Le Tchad, un modèle d’attractivité : 20,5 milliards de dollars de capitaux privés pour son développement
Au cœur d’un environnement global où les sources de financement se raréfient et l’aide publique au développement diminue, le Tchad réalise une prouesse économique remarquable. Son ambitieux Plan National de Développement (PND), estimé à 30 milliards de dollars, prévoit une part significative du secteur privé, soit 46%. À la fin de l’année 2025, N’Djamena avait déjà obtenu des engagements de financement colossaux, totalisant 20,5 milliards de dollars. Ce montant comprend 16,4 milliards de dollars issus d’investissements privés et internationaux, complétés par 4,1 milliards de dollars provenant de quarante accords et protocoles d’accord signés. Pour une nation classée 190e sur 193 à l’Indice de Développement Humain en 2025, cette exceptionnelle capacité de mobilisation de capitaux privés et internationaux s’impose comme un exemple inspirant pour les nations africaines.

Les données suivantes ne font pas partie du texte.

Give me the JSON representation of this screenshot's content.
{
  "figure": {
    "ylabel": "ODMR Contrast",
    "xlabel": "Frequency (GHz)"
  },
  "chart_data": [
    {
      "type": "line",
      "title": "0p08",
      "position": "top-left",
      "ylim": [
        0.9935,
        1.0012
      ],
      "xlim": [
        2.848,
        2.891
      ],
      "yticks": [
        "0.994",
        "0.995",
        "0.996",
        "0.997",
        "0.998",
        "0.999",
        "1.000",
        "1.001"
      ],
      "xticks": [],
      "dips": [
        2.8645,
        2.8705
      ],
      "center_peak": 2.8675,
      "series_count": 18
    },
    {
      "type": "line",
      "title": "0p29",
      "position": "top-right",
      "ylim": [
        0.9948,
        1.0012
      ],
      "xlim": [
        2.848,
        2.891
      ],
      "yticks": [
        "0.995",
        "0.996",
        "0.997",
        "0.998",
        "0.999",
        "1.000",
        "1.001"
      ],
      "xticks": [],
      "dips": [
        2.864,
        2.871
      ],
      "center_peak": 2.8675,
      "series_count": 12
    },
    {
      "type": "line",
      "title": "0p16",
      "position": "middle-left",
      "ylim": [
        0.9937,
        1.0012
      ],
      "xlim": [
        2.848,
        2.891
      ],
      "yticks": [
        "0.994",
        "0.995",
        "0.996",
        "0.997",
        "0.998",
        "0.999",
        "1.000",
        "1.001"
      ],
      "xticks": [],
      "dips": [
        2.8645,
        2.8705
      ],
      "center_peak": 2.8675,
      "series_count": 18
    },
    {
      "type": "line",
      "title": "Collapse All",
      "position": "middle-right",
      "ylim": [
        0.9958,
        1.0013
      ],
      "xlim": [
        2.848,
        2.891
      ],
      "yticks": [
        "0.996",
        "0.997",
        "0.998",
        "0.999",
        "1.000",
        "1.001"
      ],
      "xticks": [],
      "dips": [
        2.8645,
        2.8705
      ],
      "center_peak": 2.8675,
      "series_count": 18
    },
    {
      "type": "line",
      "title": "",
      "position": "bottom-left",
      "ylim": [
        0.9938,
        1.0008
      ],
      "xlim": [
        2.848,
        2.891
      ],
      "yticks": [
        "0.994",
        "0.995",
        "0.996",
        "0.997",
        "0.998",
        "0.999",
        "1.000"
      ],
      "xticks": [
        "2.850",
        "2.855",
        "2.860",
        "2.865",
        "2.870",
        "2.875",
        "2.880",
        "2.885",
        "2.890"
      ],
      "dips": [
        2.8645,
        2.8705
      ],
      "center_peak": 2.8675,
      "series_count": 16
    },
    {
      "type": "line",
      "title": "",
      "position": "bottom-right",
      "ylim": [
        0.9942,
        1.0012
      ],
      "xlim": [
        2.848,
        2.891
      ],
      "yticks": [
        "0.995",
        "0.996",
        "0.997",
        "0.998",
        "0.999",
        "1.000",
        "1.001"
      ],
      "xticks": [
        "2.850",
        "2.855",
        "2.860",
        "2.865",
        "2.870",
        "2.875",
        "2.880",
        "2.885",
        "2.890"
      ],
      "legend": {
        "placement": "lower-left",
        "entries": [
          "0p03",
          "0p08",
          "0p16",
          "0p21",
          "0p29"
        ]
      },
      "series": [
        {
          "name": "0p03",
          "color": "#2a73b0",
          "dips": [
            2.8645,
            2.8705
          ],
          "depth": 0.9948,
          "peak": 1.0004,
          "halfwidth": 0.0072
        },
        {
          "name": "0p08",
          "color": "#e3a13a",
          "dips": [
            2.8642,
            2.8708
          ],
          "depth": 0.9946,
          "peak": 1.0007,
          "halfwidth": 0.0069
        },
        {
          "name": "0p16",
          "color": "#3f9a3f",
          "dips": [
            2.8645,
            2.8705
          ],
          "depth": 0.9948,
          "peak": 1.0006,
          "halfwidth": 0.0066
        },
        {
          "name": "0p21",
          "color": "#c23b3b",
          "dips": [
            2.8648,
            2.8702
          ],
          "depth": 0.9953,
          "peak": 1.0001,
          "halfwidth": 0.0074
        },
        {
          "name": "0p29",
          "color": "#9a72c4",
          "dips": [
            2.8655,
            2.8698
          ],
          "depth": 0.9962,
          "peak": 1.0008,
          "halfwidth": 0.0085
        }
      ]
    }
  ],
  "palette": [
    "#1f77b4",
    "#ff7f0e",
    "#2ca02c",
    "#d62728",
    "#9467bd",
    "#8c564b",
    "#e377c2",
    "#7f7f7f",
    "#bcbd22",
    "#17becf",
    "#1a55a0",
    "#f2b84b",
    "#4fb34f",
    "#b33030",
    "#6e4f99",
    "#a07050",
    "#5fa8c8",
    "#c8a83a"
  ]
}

Cette réussite stratégique repose sur une diversification méthodique des partenaires, une approche que peu d’États de la Communauté Économique et Monétaire de l’Afrique Centrale (CEMAC) ont su mettre en œuvre avec autant d’efficacité. Une audacieuse initiative diplomatique a permis au Tchad de consolider ses relations avec des acteurs clés comme les Émirats arabes unis et la Banque Islamique de Développement, ouvrant ainsi des voies de financement islamique jusqu’alors marginales dans la région. En parallèle, le pays a maintenu et renforcé ses alliances multilatérales traditionnelles avec le Fonds Monétaire International, la Banque Mondiale et la Banque Islamique de Développement, tout en cultivant des partenariats Sud-Sud dynamiques avec les pays du Moyen-Orient. Cette synergie entre les sources de financement occidentales, islamiques et Sud-Sud crée une architecture financière sans précédent en Afrique centrale, marquant un véritable éveil politique en Afrique en matière de stratégie économique.
La rigueur budgétaire du Tchad a aussi été un facteur essentiel dans cette mobilisation de fonds. Malgré la pression exercée par l’accueil de plus de 1,5 million de réfugiés soudanais, le déficit budgétaire est resté inférieur au plafond de 3 % établi par la CEMAC en 2025. La dette publique, quant à elle, se maintient à un niveau raisonnable de 32 % du Produit Intérieur Brut (PIB), se positionnant parmi les plus faibles de la zone. Cette discipline financière, associée à des réformes audacieuses pour élargir l’assiette fiscale et numériser le recouvrement des impôts, a projeté une image de fiabilité aux yeux des investisseurs, une qualité que de nombreuses économies plus développées peinent parfois à démontrer.
Pour les partenaires au développement, les institutions financières islamiques et les investisseurs privés désireux de s’établir en Afrique centrale, le cas tchadien illustre une leçon fondamentale : une mobilisation substantielle de capitaux privés n’exige pas impérativement un marché financier sophistiqué ou un revenu par habitant élevé. N’Djamena oriente désormais ses efforts vers l’attraction de capitaux privés sous forme de fonds propres et le renforcement de son cadre réglementaire, afin de pérenniser cette dynamique prometteuse. Cette injection de 20,5 milliards de dollars marque, pour le Tchad, le début d’une profonde transformation économique, attentivement suivie par les observateurs internationaux.